Artist: Thomas Miles Richardson Junior (1813-90)
Medium: Antique engraving on wove paper after the original watercolor painting by master etcher Edward Goodall (English, 1795 – 1870).
Signature: Signed in the plate.
Dimensions: Image Size 6 3/4 x 10 1/8 inches
Framed Dimensions: Approximately 16 x 19 inches.
Framing: This piece has been professionally matted and framed using all new materials.
A sunset landscape with figures on right. A lake, distant buildings and mountains.

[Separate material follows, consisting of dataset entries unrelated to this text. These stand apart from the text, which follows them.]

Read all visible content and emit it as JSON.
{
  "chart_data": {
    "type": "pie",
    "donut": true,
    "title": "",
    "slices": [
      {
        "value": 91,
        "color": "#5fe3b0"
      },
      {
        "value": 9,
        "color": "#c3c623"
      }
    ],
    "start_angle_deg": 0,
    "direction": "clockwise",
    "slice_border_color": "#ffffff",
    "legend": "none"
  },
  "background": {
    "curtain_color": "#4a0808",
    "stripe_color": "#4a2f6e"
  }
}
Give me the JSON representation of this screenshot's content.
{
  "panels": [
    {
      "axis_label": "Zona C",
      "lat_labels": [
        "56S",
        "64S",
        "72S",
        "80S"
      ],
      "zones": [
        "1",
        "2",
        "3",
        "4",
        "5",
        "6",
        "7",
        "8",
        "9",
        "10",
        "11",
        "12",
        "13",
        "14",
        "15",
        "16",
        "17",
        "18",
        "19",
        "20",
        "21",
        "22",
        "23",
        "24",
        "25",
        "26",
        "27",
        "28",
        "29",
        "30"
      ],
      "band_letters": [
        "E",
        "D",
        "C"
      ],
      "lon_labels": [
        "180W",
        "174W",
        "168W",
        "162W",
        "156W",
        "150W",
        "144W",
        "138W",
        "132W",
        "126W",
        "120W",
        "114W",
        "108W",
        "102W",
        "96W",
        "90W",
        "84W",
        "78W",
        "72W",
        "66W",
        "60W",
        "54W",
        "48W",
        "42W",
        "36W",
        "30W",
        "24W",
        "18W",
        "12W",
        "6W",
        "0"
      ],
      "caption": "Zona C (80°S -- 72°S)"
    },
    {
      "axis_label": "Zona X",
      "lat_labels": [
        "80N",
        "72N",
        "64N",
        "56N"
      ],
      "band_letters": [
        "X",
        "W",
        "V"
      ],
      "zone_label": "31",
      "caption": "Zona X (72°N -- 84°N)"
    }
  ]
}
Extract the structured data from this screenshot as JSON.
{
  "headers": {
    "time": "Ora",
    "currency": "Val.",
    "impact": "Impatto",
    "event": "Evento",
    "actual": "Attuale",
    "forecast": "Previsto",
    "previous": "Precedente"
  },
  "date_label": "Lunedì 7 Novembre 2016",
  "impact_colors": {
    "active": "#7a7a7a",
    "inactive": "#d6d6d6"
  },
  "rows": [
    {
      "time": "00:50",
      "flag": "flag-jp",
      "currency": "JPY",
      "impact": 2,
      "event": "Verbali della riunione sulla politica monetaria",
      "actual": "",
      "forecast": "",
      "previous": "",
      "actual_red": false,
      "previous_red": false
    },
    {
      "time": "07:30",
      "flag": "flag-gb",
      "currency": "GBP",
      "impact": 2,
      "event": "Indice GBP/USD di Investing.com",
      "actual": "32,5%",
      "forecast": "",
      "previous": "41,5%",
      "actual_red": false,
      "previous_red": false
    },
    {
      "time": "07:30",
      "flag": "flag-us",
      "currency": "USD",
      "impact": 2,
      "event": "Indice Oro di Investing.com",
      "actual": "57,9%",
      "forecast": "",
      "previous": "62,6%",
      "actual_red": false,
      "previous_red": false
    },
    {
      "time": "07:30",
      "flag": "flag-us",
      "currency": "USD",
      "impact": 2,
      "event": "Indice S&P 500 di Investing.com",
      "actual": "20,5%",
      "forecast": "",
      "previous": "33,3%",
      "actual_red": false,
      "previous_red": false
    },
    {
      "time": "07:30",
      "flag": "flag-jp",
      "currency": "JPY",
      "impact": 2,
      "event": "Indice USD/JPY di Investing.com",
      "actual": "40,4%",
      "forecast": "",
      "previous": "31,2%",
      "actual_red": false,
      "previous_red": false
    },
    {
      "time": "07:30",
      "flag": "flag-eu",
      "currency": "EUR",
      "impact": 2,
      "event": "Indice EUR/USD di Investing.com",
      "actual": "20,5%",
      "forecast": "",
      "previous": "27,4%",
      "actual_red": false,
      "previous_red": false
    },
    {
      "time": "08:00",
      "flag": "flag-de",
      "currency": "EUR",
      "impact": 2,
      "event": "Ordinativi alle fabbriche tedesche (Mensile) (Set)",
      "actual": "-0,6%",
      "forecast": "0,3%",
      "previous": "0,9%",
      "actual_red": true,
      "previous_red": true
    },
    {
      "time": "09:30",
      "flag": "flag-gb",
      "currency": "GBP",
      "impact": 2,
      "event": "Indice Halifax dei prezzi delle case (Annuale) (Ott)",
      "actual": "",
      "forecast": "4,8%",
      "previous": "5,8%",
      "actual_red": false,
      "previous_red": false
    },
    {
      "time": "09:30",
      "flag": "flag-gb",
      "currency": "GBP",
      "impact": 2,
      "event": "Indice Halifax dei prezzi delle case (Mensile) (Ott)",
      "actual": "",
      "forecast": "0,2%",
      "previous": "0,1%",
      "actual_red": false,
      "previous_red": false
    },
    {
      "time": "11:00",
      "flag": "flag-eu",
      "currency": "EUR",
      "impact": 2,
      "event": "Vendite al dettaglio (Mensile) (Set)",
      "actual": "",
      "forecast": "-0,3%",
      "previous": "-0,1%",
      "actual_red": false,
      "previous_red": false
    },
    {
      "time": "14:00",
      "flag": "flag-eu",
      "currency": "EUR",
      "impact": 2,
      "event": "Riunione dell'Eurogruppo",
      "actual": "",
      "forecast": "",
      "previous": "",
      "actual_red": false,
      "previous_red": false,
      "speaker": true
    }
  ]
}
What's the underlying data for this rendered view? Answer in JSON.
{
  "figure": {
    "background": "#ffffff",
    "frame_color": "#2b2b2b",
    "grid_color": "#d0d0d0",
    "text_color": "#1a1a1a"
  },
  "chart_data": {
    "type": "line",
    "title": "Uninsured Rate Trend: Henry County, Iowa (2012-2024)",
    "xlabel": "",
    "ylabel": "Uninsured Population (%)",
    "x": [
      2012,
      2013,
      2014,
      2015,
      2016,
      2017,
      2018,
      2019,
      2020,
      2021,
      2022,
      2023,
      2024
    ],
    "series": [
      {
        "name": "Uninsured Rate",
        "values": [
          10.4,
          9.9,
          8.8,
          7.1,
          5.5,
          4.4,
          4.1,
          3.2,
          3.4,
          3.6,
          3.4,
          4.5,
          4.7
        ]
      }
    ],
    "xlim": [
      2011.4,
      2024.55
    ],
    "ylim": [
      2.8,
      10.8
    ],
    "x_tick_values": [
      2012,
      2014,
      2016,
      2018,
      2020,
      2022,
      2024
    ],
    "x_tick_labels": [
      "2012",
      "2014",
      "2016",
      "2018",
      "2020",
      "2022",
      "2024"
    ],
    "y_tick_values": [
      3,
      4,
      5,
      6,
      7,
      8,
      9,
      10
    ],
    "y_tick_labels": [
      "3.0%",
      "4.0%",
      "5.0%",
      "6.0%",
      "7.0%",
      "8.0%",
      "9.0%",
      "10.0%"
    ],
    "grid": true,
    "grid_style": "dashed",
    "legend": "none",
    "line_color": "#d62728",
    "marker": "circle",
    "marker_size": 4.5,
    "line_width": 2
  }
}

The son of the Newcastle landscape painter of the same name, Thomas Miles Richardson Junior was trained by his father, and was arguably to become even more successful than him. He began his career in his native Newcastle, where he first exhibited his work at the age of fourteen. By the 1830’s his watercolour landscapes were achieving a measure of commercial and critical success, and he was sending his work to be exhibited at the British Institution and the Royal Academy in London. In 1838 he published a large folio of twenty-six plates entitled Sketches on the Continent, a series of views in France, Switzerland, Italy, Germany, Holland, etc. from sketches made during a tour in 1837, with eleven of the plates lithographed by himself. In Newcastle Richardson ran a private art academy together with his elder brother and fellow artist George, but in 1846, three years after being elected an Associate of the Old Water-Colour Society, he decided to settle in London. In 1851 he became a full member of the OWCS, and from then until his death took part in every summer and winter exhibition of the Society, eventually showing over seven hundred watercolours. Richardson travelled extensively throughout Scotland and the North of England, and also widely in Europe. His exhibited works, often on a panoramic scale, were made up largely of landscapes in the Borders and the Scottish Highlands, Italian views and, in later years, Alpine scenes in Switzerland, France and Italy. Following a few years of poor health, Richardson died in January 1890, and the contents of his studio were dispersed at auction at Christie’s in London in June of that year. A large group of watercolours by the artist is today in the collection of the Laing Art Gallery in Newcastle, while several others are in the Victoria and Albert Museum in London.